マルクスは「資本主義的生産の内在的法則」を明らかにしようとします。天体の運動法則と同じようなものを発見しようと試みています。でもそれは無理。天体は神が創った法則で動いています。経済活動は何十億の神ならぬ人類の意志で動いています。「資本の内的本性」という言葉は哲学的過ぎます。
2、労働価値説
「(労働力が)価値を付加しながら価値を保存するということは、活動しつつある労働力の、すなわち生きた労働力の、一つの天資であり、労働者にとっては、何らの費用をも要せず、しかも資本家には、既存の資本価値の保存という大きな利益をもたらす天資である」(p.56)
「(労働者が必要労働の限界をこえて労苦する)労働日のこの部分を、私は剰余労働時間と名づけ、そしてこの時間内に支出された労働を剰余労働(Surplus Labour)と名づける」(p.90)
「資本は(中略)能うかぎりの多量の剰余労働を吸収しようする衝動を持っている」p.96)
ひとことにすれば、価値を生み出すのは労働で、労働者は生活に必要以上の労働をする、その生み出した価値は資本に吸収される、ということです。
マルクスの文章には、大切な所で必ず抽象的表現が出てきます。「労働の天資(本性)」とは何か。「必要労働の限界」とは何か。「資本の衝動」とは何か。哲学的文学的過ぎます。
しかしここで指摘したいの別のことです。マルクスは以上の仮説をデータで検証する構成をとっています。
レース製造業では、9~10歳の子供たちが働いている。見るも無惨な有様(p.119)。また製パン業者は通常、夜の11時に仕事を始め、翌朝8時までパンを焼き、さらにパンの配達を7時までする(p.126)。そして鉄道労働者は、1日の労働時間が14、18、20時間と引き上げられ、休みなく40~50時間続くことが(p.130)ある。悲惨な労働者の状況を、証拠をあげて実証しています。
しかしこれも19世紀的。マルクスは何の調査もしていません。労働者へのインタビューをしていません。マルクスは労働者の現場へ一度たりとも足を運んでいません。マルクスは大英博物館の椅子に座ったままで、政府関係の報告者さまざまな調査データで実証しました。労働者はなぜその仕事を選んだのか。労働者の以前の仕事は何か。労働者は幸せか。文章は現場で書かれていません。フィールドワーク、野外科学、文化人類学が、発達した現代では、マルクスの理論は、所詮19世紀の書斎論議です。
3、機械
「蒸気機関こそは『人間力』の敵で(中略)労働者の要求を粉砕しえたのである」(p.401)

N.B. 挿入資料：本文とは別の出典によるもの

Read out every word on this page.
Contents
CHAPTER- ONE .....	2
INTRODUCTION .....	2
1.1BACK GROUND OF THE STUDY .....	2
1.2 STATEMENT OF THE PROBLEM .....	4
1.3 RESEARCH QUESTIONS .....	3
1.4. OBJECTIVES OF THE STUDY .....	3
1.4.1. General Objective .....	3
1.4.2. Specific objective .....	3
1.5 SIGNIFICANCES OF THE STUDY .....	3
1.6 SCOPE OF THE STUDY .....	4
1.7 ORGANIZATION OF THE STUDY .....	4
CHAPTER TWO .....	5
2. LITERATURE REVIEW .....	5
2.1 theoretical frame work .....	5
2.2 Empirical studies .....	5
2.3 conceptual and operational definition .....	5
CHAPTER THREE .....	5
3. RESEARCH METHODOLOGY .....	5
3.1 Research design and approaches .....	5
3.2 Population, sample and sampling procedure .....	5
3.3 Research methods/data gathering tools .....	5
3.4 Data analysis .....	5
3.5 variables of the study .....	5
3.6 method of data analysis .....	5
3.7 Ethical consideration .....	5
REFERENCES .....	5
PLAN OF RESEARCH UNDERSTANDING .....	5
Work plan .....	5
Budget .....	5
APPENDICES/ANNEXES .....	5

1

「機械装置は(中略)資本主義的に使用されれば労働日を延長し(中略)労働の強度を高め(中略)自然力によって人間を征服し(中略)生産者を貧民化する」(p.438)
「機械装置は(中略)労働奴隷を減少させるのではなく、(中略)増加させるのである」(p.447)
マルクスの機械嫌いは、まるでラッダイト運動(機械打ち壊し)のようです。
そして大きな矛盾があります。
「(機械は)『もっとも熟練した労働者の手が、いかにいかに経験を重ねても到達しえなかった程度の容易さと精確さと迅速さとをもって、生産すること』ができる」(p.346)
この文章はマルクスが『諸国民の産業 ロンドン 1855』から引用し本文に使ったものですが、ほかのところでマルクスは、「機械装置は、価値を創造しない」(p.349)、と断言しています。
労働者より、簡単に精確に速く、生産できる機械が、なぜ価値を創造できないのでしょうか。
でも『資本論』は面白い。19世紀のマルクス(1818~1883)は、同じ19世紀のドストエフスキー(1821~1881)のように文章が上手く、壮大な構想力を持っています。